In the late 1990s, Twin City Knitting needed a pick-me-up.

Twin City President Fran Davis says when manufacturing jobs and production started transferring to China and other countries, the company needed help launching new products and working out the kinks in some of its existing products.

It resourced the Hosiery Technology Center, something now widely known as the Manufacturing Solutions Center (MSC)

“The technical center saved our banana,” Davis said.

Now, after surviving the area’s great manufacturing lull and a recent pick-up in business, Twin City Knitting is celebrating its 50th year of business.

Davis was one of the many manufacturers on hand Tuesday to celebrate the groundbreaking of the new MSC location at Conover Station.

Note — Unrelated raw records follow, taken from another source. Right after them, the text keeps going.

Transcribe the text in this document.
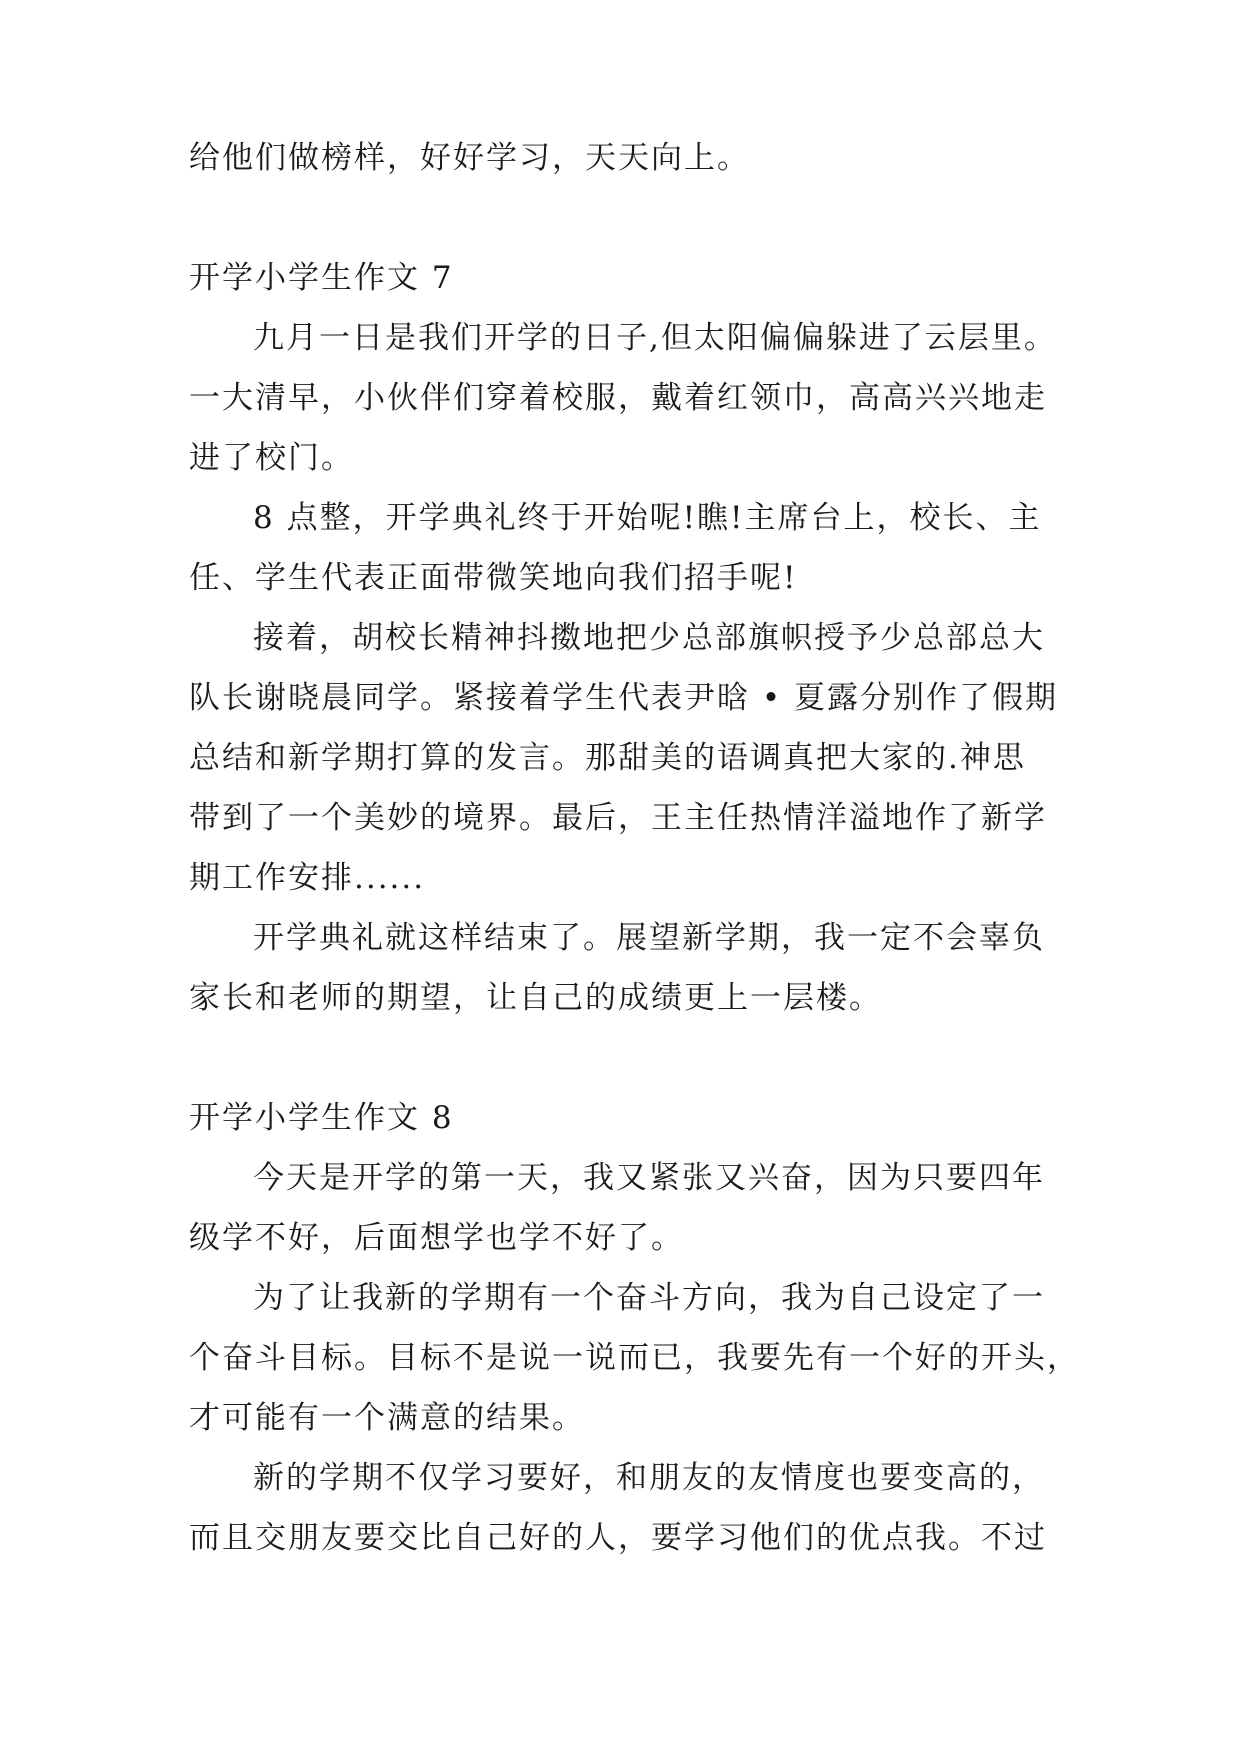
给他们做榜样，好好学习，天天向上。
开学小学生作文 7
九月一日是我们开学的日子,但太阳偏偏躲进了云层里。
一大清早，小伙伴们穿着校服，戴着红领巾，高高兴兴地走
进了校门。
8 点整，开学典礼终于开始呢!瞧!主席台上，校长、主
任、学生代表正面带微笑地向我们招手呢!
接着，胡校长精神抖擞地把少总部旗帜授予少总部总大
队长谢晓晨同学。紧接着学生代表尹晗 • 夏露分别作了假期
总结和新学期打算的发言。那甜美的语调真把大家的.神思
带到了一个美妙的境界。最后，王主任热情洋溢地作了新学
期工作安排......
开学典礼就这样结束了。展望新学期，我一定不会辜负
家长和老师的期望，让自己的成绩更上一层楼。
开学小学生作文 8
今天是开学的第一天，我又紧张又兴奋，因为只要四年
级学不好，后面想学也学不好了。
为了让我新的学期有一个奋斗方向，我为自己设定了一
个奋斗目标。目标不是说一说而已，我要先有一个好的开头，
才可能有一个满意的结果。
新的学期不仅学习要好，和朋友的友情度也要变高的，
而且交朋友要交比自己好的人，要学习他们的优点我。不过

“What they are bringing are customers, resources — things that create jobs,” Davis said. “I know that’s what y’all want to hear, but that’s what they are bringing.”

The MSC helps companies around the world address issues, problems and concerns with their different products. Lab technicians use state-of-the-art technology to test, develop and make recommendations for products that usually go to market.

It was once a testing lab specifically designed for the hosiery and textile industry, but the MSC has since expanded to work with plastics, metals and paper.

From 2001-09, the MSC helped create or save 1,034 jobs, while having an economic impact of about $105,213,995.

The center helps a host of companies in 46 states and around the world, but also assists companies locally in Hickory, Monroe, Conover, Ashe County, Monroe and Clayton.

“It’s a huge resource to us, and other companies around the state and country,” Davis said.

The MSC is currently located at Catawba Valley Community College’s East Campus, but it will relocate to a planned 30,000-square-foot building in Conover Station.

The larger building will give MSC’s 25 full- and part-time employees more space, said Dan St. Louis, MSC’s executive director.

“I can’t say enough about our employees,” St. Louis said. “They all come out of manufacturing and understand when there’s a problem, you have to get it solved.”

Monica Wise is one of those workers.

Wise, a testing lab technician, said the new center will bring more opportunities to solve problems efficiently.

“A manufacturer will come in and say, ‘We have this problem and we don’t know how to fix it,’” she said. “We work to find the root of the problem and find out how to help them solve it, too.”

She and other technicians at MSC utilize several different types of testing to identify the cause of an issue. Like most of the MSC workers, she has a background in manufacturing.

“The new center will be bigger so we can hopefully have more people,” she said.

“Right now, there is testing equipment also that we don’t have space for.”

According to City Manager Donald Duncan, Conover plans to lease the new MSC building to CVCC. The college will provide the space for MSC.

The city is financing the project mostly through about $2.5 million in grants from the U.S. and N.C. departments of commerce. The lowest bid for the building is about $2.7 million, according to the city.